The present invention relates to a device for sensing oxygen concentration in a heated gaseous mixture such as an engine exhaust gas. The device is fundamentally based on a solid oxygen-ion electrolyte concentration cell.
In recent years it has become of great importance to measure oxygen concentrations in exhaust gases from various engines, particularly from automotive internal combustion engines, mainly for the following reason.
In various systems now in practice and/or under development for converting harmful or noxious components of an engine exhaust gas such as unburned hydrocarbons, carbon monoxide and oxides of nitrogen into harmless substances such as water, carbon dioxide and nitrogen, the air-to-fuel ratio of a combustible mixture fed to the engine is frequently an important factor for the operation of such systems. For example, the air-to-fuel ratio must be maintained practically stoichiometric in order to use a new catalyst, which is expected to cause all or part of the above-mentioned harmful substances to undergo catalytic reactions to give the above-mentioned harmless substances at high efficiencies in practical systems. It is known that the air-to-fuel ratio can be estimated from the partial pressure of oxygen in the exhaust gas when the air-to-fuel ratio is around the stoichiometric ratio. When the exhaust gas is subjected to no chemical treatment, the oxygen partial pressure in the exhaust gas is usually of the order of 10.sup.-2 atm for an air-to-fuel ratio higher than the stoichiometric ratio but of the order of 10.sup.-3 atm for an air-to-fuel ratio lower than the stoichiometric. When, however, the exhaust gas is subjected to either an after-burning or catalytic reactions and is in thermodynamically equilibrium states, the oxygen partial pressure exhibits a sharp change at the stoichiometric air-to-fuel ratio of the combustible mixture from a value of the order of 10.sup.-3 atm for an air-rich ratio to a value of the order of 10.sup.-15 to 10.sup.-30 atm for a fuel-rich ratio. Therefore, it is possible to detect whether the air-to-fuel ratio for an engine in operation is maintained at the stoichiometric ratio or deviated therefrom by measuring the oxygen partial pressure in the exhaust gas. A signal representing the measured oxygen partial pressure or the estimated air-to-fuel ratio may be supplied to a control system for controlling, for example, the rate of fuel injection into the engine in order to maintain the air-to-fuel ratio at a predetermined or the stoichiometric ratio thereby to accomplish the modification of the exhaust gas at expected efficiencies.
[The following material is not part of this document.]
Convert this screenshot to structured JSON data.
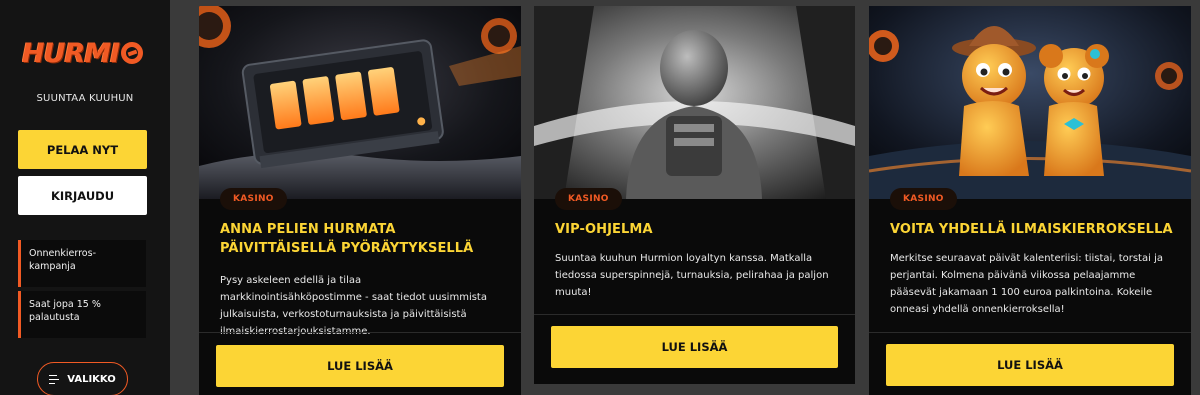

A typical sensor now in practice for sensing the oxygen partial pressure in a heated gaseous mixture such as an engine exhaust gas is principally based on a concentration cell made of a layer of a solid electrolyte in which oxygen ions function as the electron carriers. The magnitude of the electromotive force in this type of cell is dependent on the ratio of an oxygen partial pressure in an atmosphere communicating with one side of the electrolyte layer and another oxygen partial pressure applied to the other side and determined by the well known Nernst's equation.
In practical applications of this oxygen sensor to engine exhaust systems, the electrolyte layer must be shaped in such a manner that one side thereof is exposed to an exhaust gas flowing in the exhaust system while the other side is exposed to the atmospheric air which is usually used as a reference gas.